The fact that Road to Legend takes so damn long to play out and tends to be so one-sided is why the Overlord is such an awful role in this game. At the beginning Copper level of the campaign he's a god, by Gold level he's Gollum. And unlike the Hero players, who can switch around their Heroes relatively easily, the Overlord cannot switch his role to another player (can you imagine? "Ok Tim, you're the Overlord now, here's my strategy for tossing the Sun Gem into eternal Darkness, good luck. I'm just gonna play Steelhorns for you 'till you're sick of it.") In Vanilla Descent, you're the Overlord for a while, you win or lose, you switch roles or do something else. In Road to Legend, you are in Overlord Jail, you're going to be there FOREVER. At the very least your friends are going to grow annoyed with you, and sometimes will get outright hostile. And eventually you can't hide behind "It's what I am supposed to do!" It just gets old.
I also want to point out that I don't care how smart you are, matching wits with 4 other players of similar skill is going to be hard. They will catch mistakes that you won't. So the game mechanics conspire to make the Overlord feel isolated and besieged by the other players. It's like a sick sociology experiment. Somebody needs to write a thesis: "The Overlord: Isolation and Madness in a Fantasy World". Anyone who actually does write that: you owe me a buck for the idea.
What This All Means Together
Now you might be saying, "Now David, you have completely gone off the rails here. In Vanilla Descent, there's an Overlord, and no one feels that way." Well in Vanilla Descent this is not so much a problem due primarily to game length. Once the game session is over, you can switch roles, talk about what just happened, etc. RtL isn't over until months have passed. There's a pall over the table after every session. Nobody knows if the ass-whooping they just got is going to keep being felt a month down the road.
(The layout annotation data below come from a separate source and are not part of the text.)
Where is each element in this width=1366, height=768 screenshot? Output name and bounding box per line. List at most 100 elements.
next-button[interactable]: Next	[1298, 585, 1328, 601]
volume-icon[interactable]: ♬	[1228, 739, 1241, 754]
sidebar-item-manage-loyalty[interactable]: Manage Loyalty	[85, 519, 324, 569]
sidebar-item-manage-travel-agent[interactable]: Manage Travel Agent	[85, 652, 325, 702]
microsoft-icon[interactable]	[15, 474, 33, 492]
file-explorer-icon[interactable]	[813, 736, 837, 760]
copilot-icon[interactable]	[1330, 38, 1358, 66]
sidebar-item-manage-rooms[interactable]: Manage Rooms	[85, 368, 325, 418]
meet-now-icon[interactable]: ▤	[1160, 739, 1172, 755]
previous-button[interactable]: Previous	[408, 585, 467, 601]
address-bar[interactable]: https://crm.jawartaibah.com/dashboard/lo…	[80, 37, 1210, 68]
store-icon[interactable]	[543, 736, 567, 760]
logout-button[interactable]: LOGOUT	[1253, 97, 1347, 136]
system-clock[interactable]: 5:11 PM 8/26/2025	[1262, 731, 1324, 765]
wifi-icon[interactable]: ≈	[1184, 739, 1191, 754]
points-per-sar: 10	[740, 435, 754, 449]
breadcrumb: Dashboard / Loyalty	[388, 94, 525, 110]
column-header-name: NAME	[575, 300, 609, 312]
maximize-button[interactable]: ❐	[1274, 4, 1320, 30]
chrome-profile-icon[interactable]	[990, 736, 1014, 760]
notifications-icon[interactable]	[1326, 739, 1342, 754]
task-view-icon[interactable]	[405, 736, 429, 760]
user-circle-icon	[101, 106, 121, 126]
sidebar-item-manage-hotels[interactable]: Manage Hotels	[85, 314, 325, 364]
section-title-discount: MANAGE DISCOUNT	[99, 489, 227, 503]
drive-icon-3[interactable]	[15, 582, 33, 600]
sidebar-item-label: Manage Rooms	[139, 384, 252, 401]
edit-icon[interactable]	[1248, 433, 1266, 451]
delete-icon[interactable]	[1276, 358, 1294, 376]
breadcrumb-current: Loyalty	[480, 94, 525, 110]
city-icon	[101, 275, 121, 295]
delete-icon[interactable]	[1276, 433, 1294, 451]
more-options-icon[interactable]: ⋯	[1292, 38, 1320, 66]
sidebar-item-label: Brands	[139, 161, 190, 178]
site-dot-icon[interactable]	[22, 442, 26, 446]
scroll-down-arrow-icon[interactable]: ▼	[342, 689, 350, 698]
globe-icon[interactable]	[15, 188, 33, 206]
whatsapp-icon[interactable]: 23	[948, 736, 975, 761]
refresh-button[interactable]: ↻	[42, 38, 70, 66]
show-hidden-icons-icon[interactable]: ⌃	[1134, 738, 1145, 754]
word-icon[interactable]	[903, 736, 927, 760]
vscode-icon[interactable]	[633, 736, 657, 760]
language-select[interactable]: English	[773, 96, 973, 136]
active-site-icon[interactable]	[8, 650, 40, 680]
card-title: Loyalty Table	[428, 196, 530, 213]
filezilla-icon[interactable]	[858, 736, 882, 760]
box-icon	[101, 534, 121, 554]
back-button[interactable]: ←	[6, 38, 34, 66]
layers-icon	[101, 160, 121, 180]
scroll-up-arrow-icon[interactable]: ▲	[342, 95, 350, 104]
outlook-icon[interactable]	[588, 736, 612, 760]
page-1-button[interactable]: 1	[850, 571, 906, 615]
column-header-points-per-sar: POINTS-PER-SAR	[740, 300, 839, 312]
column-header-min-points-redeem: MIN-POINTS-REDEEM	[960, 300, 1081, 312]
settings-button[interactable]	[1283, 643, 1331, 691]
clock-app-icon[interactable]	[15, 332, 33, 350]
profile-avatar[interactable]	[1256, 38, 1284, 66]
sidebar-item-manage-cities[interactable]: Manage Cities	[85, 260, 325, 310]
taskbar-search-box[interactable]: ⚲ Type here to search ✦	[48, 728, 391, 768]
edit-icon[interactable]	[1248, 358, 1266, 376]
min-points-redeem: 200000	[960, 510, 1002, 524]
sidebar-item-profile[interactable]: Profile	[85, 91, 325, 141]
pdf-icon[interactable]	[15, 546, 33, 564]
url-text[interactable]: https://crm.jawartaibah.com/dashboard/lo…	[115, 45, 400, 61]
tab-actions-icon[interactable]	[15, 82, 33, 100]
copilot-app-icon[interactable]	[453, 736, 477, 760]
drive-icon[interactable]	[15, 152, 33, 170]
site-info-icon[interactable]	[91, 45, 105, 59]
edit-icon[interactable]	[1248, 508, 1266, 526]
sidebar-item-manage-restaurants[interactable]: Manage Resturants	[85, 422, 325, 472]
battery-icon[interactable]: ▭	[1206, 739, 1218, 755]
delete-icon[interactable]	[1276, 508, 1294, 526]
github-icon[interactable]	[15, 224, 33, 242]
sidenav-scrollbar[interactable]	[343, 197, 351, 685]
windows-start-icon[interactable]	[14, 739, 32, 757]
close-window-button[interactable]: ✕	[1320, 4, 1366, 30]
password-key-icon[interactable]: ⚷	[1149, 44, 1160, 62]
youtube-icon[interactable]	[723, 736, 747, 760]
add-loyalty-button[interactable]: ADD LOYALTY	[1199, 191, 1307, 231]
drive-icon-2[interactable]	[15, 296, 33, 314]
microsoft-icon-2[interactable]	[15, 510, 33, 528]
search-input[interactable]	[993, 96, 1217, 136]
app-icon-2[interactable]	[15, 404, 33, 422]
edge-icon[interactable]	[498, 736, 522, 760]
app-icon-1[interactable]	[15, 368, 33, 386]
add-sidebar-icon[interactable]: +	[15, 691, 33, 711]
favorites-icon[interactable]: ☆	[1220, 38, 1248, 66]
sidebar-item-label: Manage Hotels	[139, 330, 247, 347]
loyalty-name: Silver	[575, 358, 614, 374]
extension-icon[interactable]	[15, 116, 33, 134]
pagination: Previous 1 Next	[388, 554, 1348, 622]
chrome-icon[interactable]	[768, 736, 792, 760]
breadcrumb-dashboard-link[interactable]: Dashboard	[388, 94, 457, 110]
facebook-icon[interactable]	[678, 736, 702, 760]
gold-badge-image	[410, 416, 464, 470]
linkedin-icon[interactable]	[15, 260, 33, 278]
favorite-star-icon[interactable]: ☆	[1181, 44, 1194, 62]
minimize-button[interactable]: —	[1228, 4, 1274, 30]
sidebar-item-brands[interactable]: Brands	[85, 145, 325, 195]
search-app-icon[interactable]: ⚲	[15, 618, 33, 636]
Nobody knows if the huge successes are going to continue. And the Overlord just has plain old nobody, and no prospects of anybody on their side.
Because Road to Legend is so friggin' long and time-intensive it starts to get a sort of oppressive momentum. At first you're just laughing about it and having fun. After you have sunk 30 hours into a campaign you start wanting to get a payoff. After 50, you're emotionally invested.
And when you take the see-saw imbalances you just never know when a small issue is going to multiply into a big issue -- if taking Born to the Bow instead of some other skill is going to end up costing you 30 hours from now. Everyone is constantly on edge, scrabbling for a small advantage, firing on all cylinders to beat their adversary. And that's fine in Vanilla Descent, where after 6 hours and 100 dead Beastman you put away the dice and congratulate your opponent for going 100 percent the entire time and close the book on that adventure. Then somebody else says they'll be the Overlord and the current one says, "Good luck with those crappy Hell Hounds, then." That intensity just doesn't work in Road to Legend.
Is there anyone out there who wants to run a marathon as a series of 100 meter dashes? That's how playing Road to Legend felt to me.